Die Zahl zugelassener Steuerberater steigt seit Jahren kontinuierlich. Allein seit dem Jahr 2000 hat sich die Zahl der Berufsträger um 30 % erhöht, sodass sich die Zahl zugelassener Steuerberater zum 1.1.2011 auf nunmehr 88 329 beläuft. Der Wettbewerb um lukrative Mandate intensiviert sich zunehmend.
Durch die Liberalisierung des Berufsrechts dringen berufsfremde Gewerbetreibende zunehmend in klassische Aufgaben der steuerberatenden Berufe vor (z.B. die Prüfung des Sozialversicherungsstatus).
Die Bereitschaft zur angemessenen Vergütung von steuerberatenden Kernleistungen, wie der Finanzbuchhaltung, hat deutlich abgenommen. So ist das Einholen von Angeboten anderer Steuerberater seitens des Mandanten, um den eigenen Steuerberater anschließend damit zu konfrontieren und über die Höhe der Gebühren zu diskutieren, mittlerweile üblich.
2. Rechtliche Aspekte
2.1. Zivilrecht
2.1.1. Rechtsnatur
Die private Finanzplanung beinhaltet die Aufnahme, Analyse und Bewertung von Mandantendaten mit anschließender Erstellung eines Gutachtens über dessen finanzielle Situation (sog. Finanzplan), inklusive Erläuterung der Berechnungsergebnisse und Empfehlungen. Die Finanzplanerstellung hat damit den Charakter einer selbstständigen Tätigkeit auf wirtschaftlichem Gebiet, die im Interesse des Mandanten ausgeübt wird. Die Finanzplanungstätigkeit ist folglich als Geschäftsbesorgungsvertrag mit Werkvertragscharakter (§ 675 BGB i.V.m. § 631 BGB) zu qualifizieren.

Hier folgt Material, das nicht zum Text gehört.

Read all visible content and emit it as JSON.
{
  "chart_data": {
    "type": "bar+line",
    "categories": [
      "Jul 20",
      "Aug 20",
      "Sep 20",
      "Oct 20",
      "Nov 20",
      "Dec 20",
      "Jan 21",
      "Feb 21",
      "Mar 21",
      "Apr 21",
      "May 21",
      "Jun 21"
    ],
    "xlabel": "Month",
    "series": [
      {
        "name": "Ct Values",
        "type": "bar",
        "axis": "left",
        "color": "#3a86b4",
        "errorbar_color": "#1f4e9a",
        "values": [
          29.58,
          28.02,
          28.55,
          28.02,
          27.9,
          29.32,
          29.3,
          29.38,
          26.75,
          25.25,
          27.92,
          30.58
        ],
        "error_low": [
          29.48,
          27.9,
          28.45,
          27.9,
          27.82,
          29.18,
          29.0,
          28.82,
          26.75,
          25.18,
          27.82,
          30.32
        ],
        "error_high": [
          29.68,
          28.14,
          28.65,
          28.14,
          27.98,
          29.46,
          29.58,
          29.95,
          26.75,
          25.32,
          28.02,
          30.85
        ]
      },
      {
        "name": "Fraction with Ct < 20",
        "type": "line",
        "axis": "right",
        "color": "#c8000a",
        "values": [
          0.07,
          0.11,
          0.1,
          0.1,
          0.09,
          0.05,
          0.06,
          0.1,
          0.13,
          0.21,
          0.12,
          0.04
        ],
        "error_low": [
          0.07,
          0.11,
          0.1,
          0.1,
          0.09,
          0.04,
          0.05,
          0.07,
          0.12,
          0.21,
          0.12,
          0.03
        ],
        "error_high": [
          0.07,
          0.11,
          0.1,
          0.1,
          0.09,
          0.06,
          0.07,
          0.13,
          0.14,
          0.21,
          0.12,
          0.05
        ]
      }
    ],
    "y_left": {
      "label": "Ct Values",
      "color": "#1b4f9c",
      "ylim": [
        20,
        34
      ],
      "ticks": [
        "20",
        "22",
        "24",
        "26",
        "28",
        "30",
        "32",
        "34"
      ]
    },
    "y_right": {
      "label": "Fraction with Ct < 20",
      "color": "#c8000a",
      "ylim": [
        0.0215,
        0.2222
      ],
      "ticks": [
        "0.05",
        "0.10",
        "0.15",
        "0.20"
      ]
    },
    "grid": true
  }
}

2.1.2. Haftung gegenüber Kreditinstituten
Der vom Steuerberater erstellte private Finanzplan enthält eine Vermögensbilanz, welche Vermögenswerte und Verbindlichkeiten des Mandanten darstellt und einer Vermögensaufstellung nach § 18 KWG vergleichbar ist. Der Finanzplan kann daher zum Gegenstand von Kreditverhandlungen des Mandanten mit Banken und Finanzdienstleistern gemacht werden. Bei Kreditgewährung und anschließendem Ausfall des Kredites stellt sich insoweit die Frage, ob der Steuerberater aufgrund der im Finanzplan gemachten Aussagen vom Kreditinstitut in Regress genommen werden kann und wie er dieser Haftungsgefahr vorbeugen sollte.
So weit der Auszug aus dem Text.